However, as I said, this article isn’t about a twist that makes the entire season look good. No, the true charm of this episode was the fifteen or so minutes before it actually happened. The whole scene was dedicated to setting up the suspects and provided red herrings. Every time two characters were on screen, they were sniping at each other and lining up all of the conflicts in King’s Landing for everyone to see. Jack Gleeson provided the perfect Joffrey moment, flexing every last remaining evil muscle in his body to make his eventual demise count. The tension was dripping from every line, movement or frame, as we were unsure exactly how the Purple Wedding would unfold (my little brother was convinced that Tyrion was about to be killed off). Looking back on this episode and you will see just how incredibly directed it is. All of the chess pieces are there for everyone to see.

And when the death happens, it is devastating. Jack Gleeson does this terrific little thing that might go unseen by most, where he chokes slightly. For book-readers in the know, they are grinning, realising what is about to happen.

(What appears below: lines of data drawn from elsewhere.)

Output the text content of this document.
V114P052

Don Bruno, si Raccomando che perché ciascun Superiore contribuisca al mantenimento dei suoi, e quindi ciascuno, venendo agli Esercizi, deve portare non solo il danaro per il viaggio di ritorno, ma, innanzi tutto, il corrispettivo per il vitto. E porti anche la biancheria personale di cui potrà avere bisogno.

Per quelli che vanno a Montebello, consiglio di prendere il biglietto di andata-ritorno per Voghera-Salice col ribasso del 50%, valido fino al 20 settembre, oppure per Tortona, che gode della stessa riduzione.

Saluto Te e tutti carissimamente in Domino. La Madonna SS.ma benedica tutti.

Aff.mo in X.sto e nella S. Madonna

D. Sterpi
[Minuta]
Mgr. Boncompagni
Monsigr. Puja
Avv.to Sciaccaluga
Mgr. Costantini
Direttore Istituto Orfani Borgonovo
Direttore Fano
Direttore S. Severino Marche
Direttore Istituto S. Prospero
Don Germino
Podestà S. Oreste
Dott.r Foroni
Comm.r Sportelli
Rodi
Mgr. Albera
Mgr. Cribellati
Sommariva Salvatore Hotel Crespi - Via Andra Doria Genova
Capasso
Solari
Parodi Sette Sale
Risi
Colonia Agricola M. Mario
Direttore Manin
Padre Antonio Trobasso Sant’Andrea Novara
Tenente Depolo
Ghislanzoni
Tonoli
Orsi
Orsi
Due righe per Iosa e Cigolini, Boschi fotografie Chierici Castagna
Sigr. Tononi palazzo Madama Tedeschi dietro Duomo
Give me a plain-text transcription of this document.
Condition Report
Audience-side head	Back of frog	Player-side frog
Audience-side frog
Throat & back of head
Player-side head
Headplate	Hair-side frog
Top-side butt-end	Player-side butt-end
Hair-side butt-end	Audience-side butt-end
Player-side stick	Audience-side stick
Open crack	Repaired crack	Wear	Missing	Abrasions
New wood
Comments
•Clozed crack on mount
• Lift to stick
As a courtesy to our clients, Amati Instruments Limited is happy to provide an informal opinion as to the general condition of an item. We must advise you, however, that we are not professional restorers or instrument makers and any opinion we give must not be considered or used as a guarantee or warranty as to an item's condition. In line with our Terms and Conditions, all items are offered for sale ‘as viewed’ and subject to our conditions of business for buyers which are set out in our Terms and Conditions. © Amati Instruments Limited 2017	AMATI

However, it turns out that little expression was just him pausing and coming up with a new line of insults to throw at his uncle. A nice little red herring for the book fans. We could also argue that this is the poison kicking in before Joffrey has realised it yet. And when the poison does kick in: it is a difficult watch. Sure, we all hate Joffrey, but no one deserves to go out like that. His face is transformed into a purple, bloody mess, his eyes glazed over and his appearance almost unrecognisable. He claws for his throat, then his mother and then Tyrion, who he believes killed him, helpless. Cersei breaks down, unable to help the son, that despite everything she loves. That is how you write a death sequence for one of the most talked about characters on TV.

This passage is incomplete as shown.